Thursday, January 9, 2020

Our Salem Visioning May be Limited by Autoism and our Busy Streets

The City and consultant team have published a long summary of the fall visioning exercises.

I think they are too zoomed out to be really useful, but as a kind of snapshot, maybe they tell us some things.

These neighborhood hubs sure cluster along our major arterials
And one of the things they disclose is that we are still limited by autoist patterns and major arterials.

Three of the stickers for the mapping charette.
Is the bump from 200 to 330 homes actually enough for a hub?
The neighborhood hub is supposed to be "mostly single family homes with neighborhood scale business," yet the pins are mainly clustered along our major arterial streets.

At least as I read the "hub" concept, it is supposed to be more deeply embedded in residential areas, maybe on a cross street with a collector, or at a park, but more "corner-store" than "big box and parking lot."

So I read this pattern of pin placement as evidence of a disconnect.

Another potential disconnect is in the profligate way we throw around a desire for more open space and avoid more development. Did Salemites place a pin at every undeveloped lot in the city?

Do we really need this much more open space?
The more open space we have, the less likely useful things will be spaced at walkable distances. Open space is generally conceived under autoist logic and is too often understood as something to which we drive.

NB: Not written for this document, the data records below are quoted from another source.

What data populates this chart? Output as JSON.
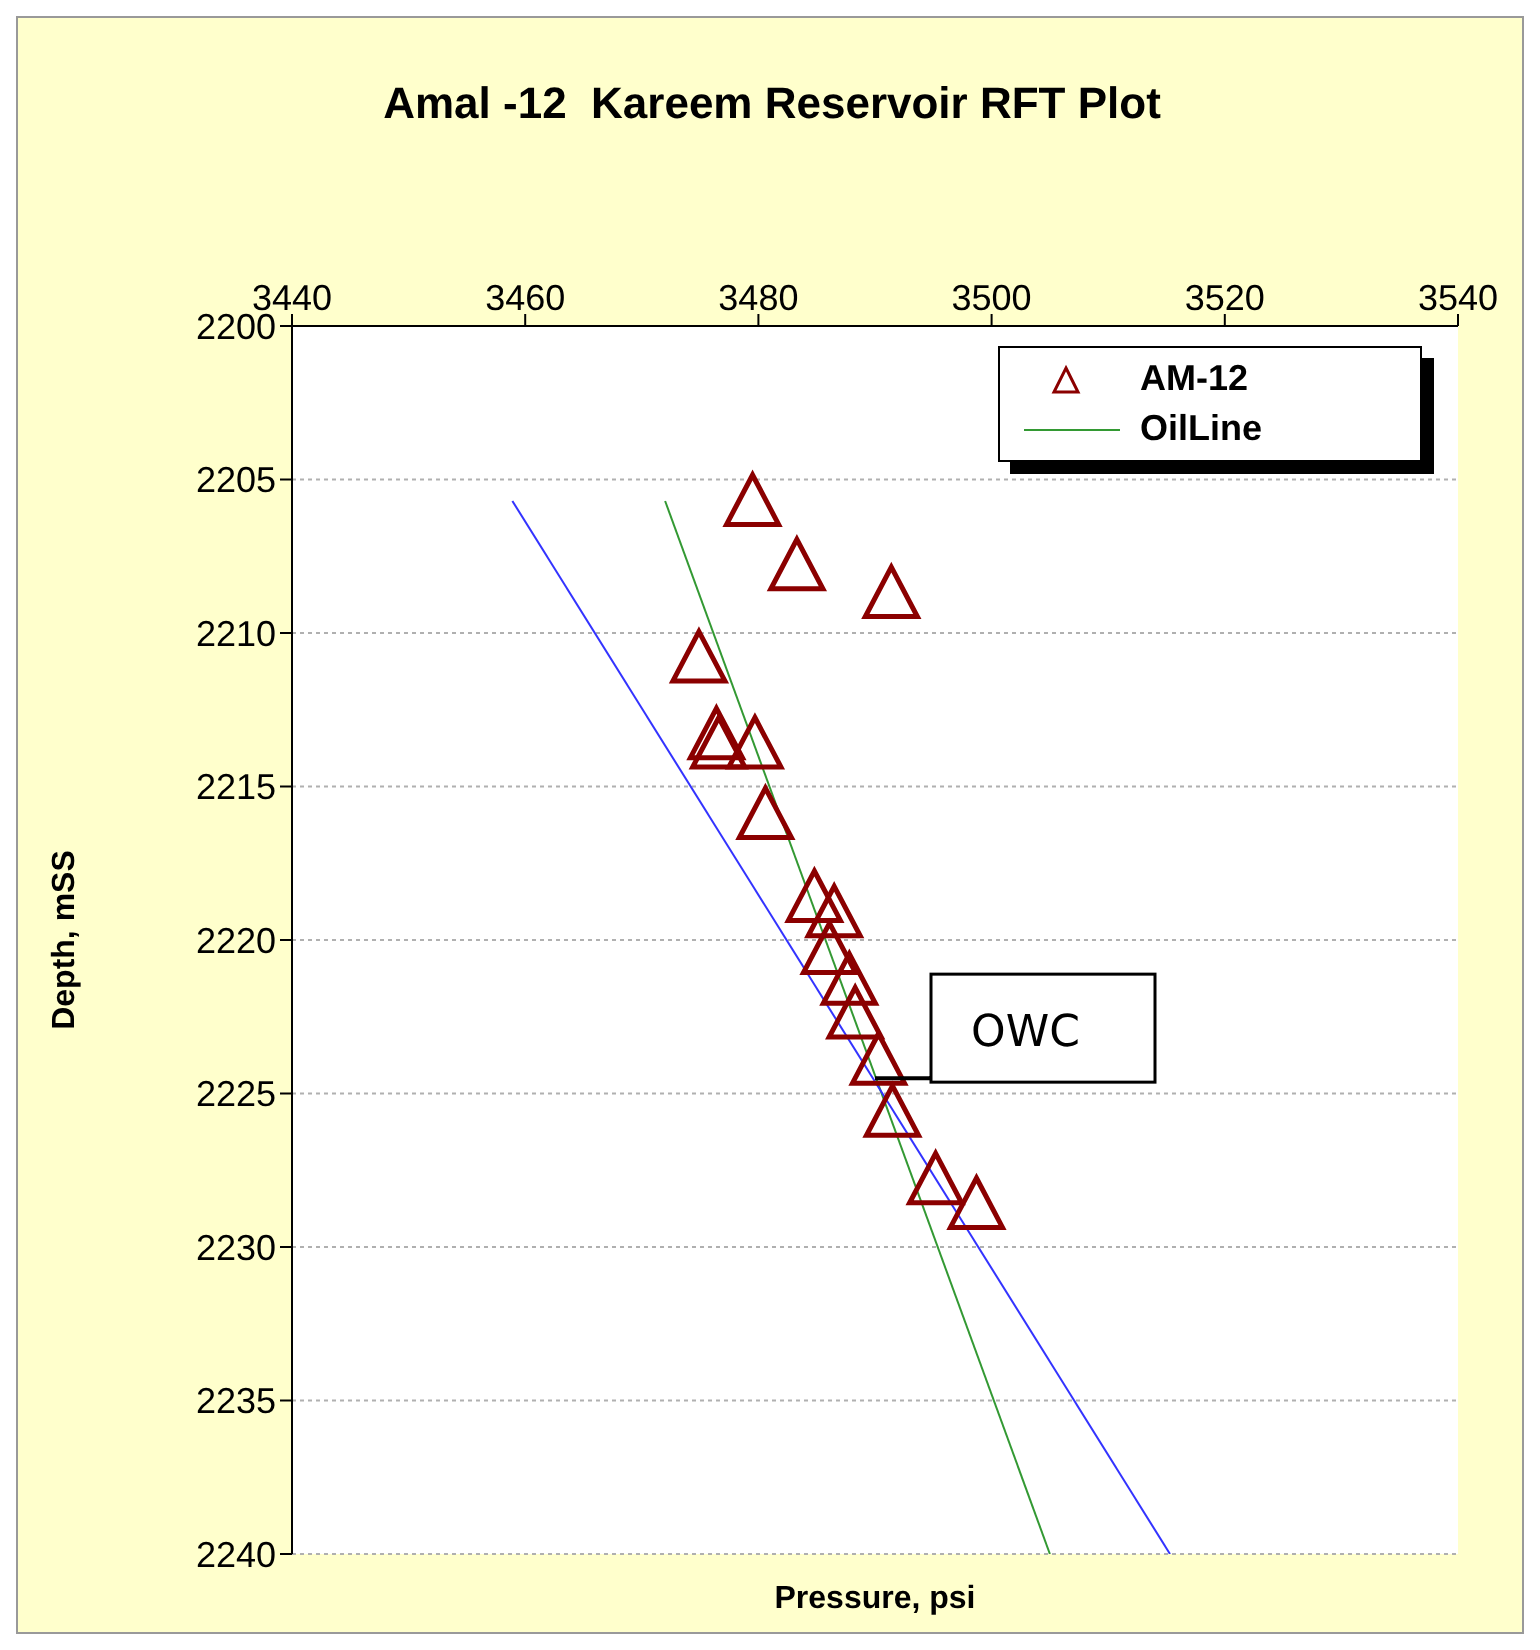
{
  "chart_data": {
    "type": "scatter",
    "title": "Amal -12  Kareem Reservoir RFT Plot",
    "xlabel": "Pressure, psi",
    "ylabel": "Depth, mSS",
    "xlim": [
      3440,
      3540
    ],
    "xticks": [
      3440,
      3460,
      3480,
      3500,
      3520,
      3540
    ],
    "ylim": [
      2240,
      2200
    ],
    "yticks": [
      2200,
      2205,
      2210,
      2215,
      2220,
      2225,
      2230,
      2235,
      2240
    ],
    "grid": "y",
    "legend": "top right",
    "marker": "triangle",
    "series": [
      {
        "name": "AM-12",
        "color": "#8b0000",
        "x": [
          3479.5,
          3483.3,
          3491.4,
          3474.9,
          3476.4,
          3476.6,
          3479.7,
          3480.6,
          3484.8,
          3486.5,
          3486.1,
          3487.8,
          3488.3,
          3490.3,
          3491.5,
          3495.2,
          3498.7
        ],
        "values": [
          2205.7,
          2207.8,
          2208.7,
          2210.8,
          2213.3,
          2213.6,
          2213.6,
          2215.9,
          2218.6,
          2219.1,
          2220.3,
          2221.3,
          2222.4,
          2223.9,
          2225.6,
          2227.8,
          2228.6
        ]
      },
      {
        "name": "OilLine",
        "type": "line",
        "marker": "none",
        "color": "#339933",
        "x": [
          3472.0,
          3505.0
        ],
        "values": [
          2205.7,
          2240
        ]
      },
      {
        "type": "line",
        "marker": "none",
        "color": "#3333ff",
        "x": [
          3458.9,
          3515.3
        ],
        "values": [
          2205.7,
          2240
        ]
      }
    ],
    "annotations": [
      {
        "text": "OWC",
        "x": 3490,
        "y": 2224.5
      }
    ]
  }
}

Glancing at the pin and sticker summaries, I see too much of mid-century autoism and see a lack of ingredients for something really interesting.

The City and consultant team will zoom in and sift the wheat from the chaff. What is popular is sometimes wrong or unusable, and the yield of genuinely useful ideas will be a smaller proportion of the total spitballing. It will be interesting to see how the team filters all this.

The City's also announced Open Houses for mid-March. There will be more to say as these approach and more concepts are published.

2 comments:

Susann Kaltwasser said...

I went to one of the City's open houses and did the sticker game. Then I invited them to come to my neighborhood association and they did the same sticker game. What struck me was how different the two efforts came out. How you would reconcile these two different preferences will be interesting. But bottom line, development will happen based on the desires of property owners and not the desires of 'planners.' We have yet to devise rules that are not overturned almost immediately, so .....

Salem Breakfast on Bikes said...

Maybe as the project team publish more analysis or begin to float draft concepts they will discuss some of the differences by fora and media. Probably there are demographic skews. That you discerned such a difference between the open house and neighborhood association is interesting and possibly significant!